When he finally takes off his Scubazoo hat and returns home there’s nothing Simon enjoys more than putting on his Chef’s toque and cooking for his wife and friends.

 

HUMAN PLANET – OCEANS as Simon saw it…

 

In the coral seas surrounding the Philippines a crew of Pa’aling fishermen take their lives in their hands in a highly dangerous mass fishing technique – “Hookah” diving. In this overfished area, diving to depths of over 20m is the only way to catch enough fish for the village. An antiquated air pump run by an ailing diesel generator, with an intricate web of hose pipes, provides the only air supply for the young divers below, who risk the all-too-lethal effects of the bends.

 

The production crew spent 10 days at sea with the Pa’aling fishermen, living on small wooden outrigger boats, open to the elements, while searching for good fishing grounds. To fully understand what it took to be a Pa’aling fisherman Simon decided to try out “Hookah” diving for himself and wasn’t left all that thrilled by the experience at all. “It’s one of the must rustic and dilapidated ways of trying to breathe underwater  - it’s an accident just waiting to happen”. And sure enough by just day 4 of filming and fishing 2 of the fishermen began to suffer fromt hs bends and by the end of the shoot another 3 of the fishermen were showing signs of  decompression sickness too.

 

Few people in the world have such an intimate relationship with the sea as the elusive Bajau Laut sea gypsies who spend most of their lives afloat.

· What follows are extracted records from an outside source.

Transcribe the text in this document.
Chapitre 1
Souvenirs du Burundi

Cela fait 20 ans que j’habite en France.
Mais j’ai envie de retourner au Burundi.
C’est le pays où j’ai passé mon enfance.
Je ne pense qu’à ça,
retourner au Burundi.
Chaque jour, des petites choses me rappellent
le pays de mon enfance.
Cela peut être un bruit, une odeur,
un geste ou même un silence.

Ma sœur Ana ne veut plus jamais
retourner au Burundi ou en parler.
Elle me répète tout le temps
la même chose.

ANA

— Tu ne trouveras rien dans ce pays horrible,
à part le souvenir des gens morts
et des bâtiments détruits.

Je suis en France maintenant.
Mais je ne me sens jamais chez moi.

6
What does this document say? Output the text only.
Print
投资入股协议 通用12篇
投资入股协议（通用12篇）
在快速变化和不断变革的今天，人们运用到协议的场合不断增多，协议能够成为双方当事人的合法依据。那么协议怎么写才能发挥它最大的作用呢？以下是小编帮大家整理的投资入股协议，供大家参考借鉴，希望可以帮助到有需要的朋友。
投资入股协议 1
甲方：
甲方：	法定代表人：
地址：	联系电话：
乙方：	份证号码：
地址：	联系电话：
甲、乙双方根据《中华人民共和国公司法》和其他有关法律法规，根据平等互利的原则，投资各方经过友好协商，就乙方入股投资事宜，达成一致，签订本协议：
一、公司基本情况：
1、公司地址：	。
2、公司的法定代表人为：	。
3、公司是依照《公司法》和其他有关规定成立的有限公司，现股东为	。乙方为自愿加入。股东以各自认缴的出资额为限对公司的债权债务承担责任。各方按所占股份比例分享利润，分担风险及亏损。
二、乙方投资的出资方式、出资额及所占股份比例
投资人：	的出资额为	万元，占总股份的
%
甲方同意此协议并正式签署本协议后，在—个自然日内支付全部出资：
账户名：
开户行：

Rarely visiting the mainland, the Bajau Laut live in stilt huts over the coral reefs and on houseboats; some of them still have an incredible ability to hunt underwater holding their breath. The Human Planet team followed one Bajau spear fisherman, called Sulbin, as he defied the usual laws of nature with an incredible underwater hunt, 20m down, lasting two-and-a-half minutes.

 

 

 

Simon filmed Sulbin on his epic hunt. “As I bobbed around on the waters surface, in full scuba diving kit and with my underwater camera, I couldn’t help but be amazed as I watched Sulbin take a last few deep drags of his hand rolled cigarette, pull off his shirt and shorts, affix his wooden goggles over his eyes and take a few big breaths before slipping off his hand-made wooden boat and into the watery depths. I filmed as he descended to the 20m deep sea floor where he began to walk along the bottom as if on a gentle sunday morning stroll. After 2 minutes of searching Sulbin finally selected his desired fish, lined up his antiquated wooden speargun, and fired. Successful, Sulbin pushed off from the seafloor and returned once more to his boat with his family’s next meal leaving me bemused and bubbling away with my high tech scuba gear.”